Retour sur Mythos : Anthony Martine ou le conte acéré mais pailleté

Il était une fois l’histoire d’un garçon noir dans un monde trop blanc et trop méchant… Tel pourrait être le sous-titre de cette performance « Quand on dort, on n’a pas faim » menée tambour battant par Anthony Martine. Un récit autobiographique acéré, burlesque et sans concession. 

Plongée immédiate dans un décor de conte de fées : un château, des ombres chinoises mimant l’amour entre un prince et une princesse, une lumière-lune de perles… Ne vous y trompez pas ! « Quand on dort, on n’a pas faim » n’a rien d’un conte de fée. C’est plutôt le récit autobiographique sombre et désabusé de l’adolescence d’Anthony Martine. Une adolescence qu’il décortique sans prendre de gants en nous plongeant dans un cabaret pop, avec strass, talons, paillettes et tous les codes drag pour en rehausser sa noirceur.

Il en rêvait de son entrée en prépa littéraire au Lycée Henri IV, tout comme son père. Histoire de « venger sa race ». Le Château, ce graal enfin atteint, n’en sera que plus cruel. Ses camarades de classe, blonds, blancs, d’apparence accueillants, révéleront leur violence intrinsèque et leur racisme débridé.

Pour oublier les brimades du jour, il découvre les nuits parisiennes avec sa muse maléfique, Paris Ardant, jumelle délurée de Fanny. Il multiplie les expériences homosexuelles où les vieux blancs fantasment son jeune corps noir.

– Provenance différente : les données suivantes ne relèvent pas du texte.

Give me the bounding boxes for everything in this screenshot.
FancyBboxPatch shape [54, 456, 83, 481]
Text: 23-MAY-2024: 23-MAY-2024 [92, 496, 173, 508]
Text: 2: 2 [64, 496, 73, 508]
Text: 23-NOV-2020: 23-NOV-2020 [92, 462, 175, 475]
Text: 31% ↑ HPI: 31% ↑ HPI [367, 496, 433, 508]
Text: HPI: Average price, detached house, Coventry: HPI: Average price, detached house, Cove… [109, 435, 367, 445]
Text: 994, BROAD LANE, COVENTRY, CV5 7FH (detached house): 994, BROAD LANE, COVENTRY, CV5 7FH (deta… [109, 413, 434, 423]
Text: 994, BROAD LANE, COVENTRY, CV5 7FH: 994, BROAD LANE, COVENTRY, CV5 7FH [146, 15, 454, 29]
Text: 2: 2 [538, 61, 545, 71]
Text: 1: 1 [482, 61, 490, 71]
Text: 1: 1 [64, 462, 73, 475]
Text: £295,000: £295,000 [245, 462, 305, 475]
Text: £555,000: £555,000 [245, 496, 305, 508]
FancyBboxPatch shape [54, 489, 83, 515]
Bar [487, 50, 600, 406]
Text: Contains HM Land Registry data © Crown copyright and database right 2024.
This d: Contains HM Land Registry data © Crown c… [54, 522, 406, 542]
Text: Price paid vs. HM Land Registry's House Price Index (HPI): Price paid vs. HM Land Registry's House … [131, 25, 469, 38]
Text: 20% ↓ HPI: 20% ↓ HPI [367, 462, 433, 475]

Spirale infernale du modèle blanc et hétéronormé qui s’impose à lui et à qui il ne peut échapper… Bouffon du roi le jour, bouffon du roi la nuit.

La violence du récit autobiographique d’Anthony Martine est toutefois allégée par une mise en scène hybride, mêlant effets sonores, costumes, archives vidéos personnelles, chansons revisitées, références pop. Et le bouffon du roi se moque de lui-même avec beaucoup d’humour et de distance, se moque aussi des autres avec une précision chirurgicale…

Quand on dort, on n’a pas faim est un bonbon amer et doux, acidulé et sucré. Les revendications sont légitimes et interrogent le public, majoritairement blanc, à revoir notre modèle de culture profondément racisé. Un conseil ? courez voir cette performance foutraque mais qui soulève bien des questions. Et révisez votre répertoire de zouk (ou partez à sa découverte plutôt…).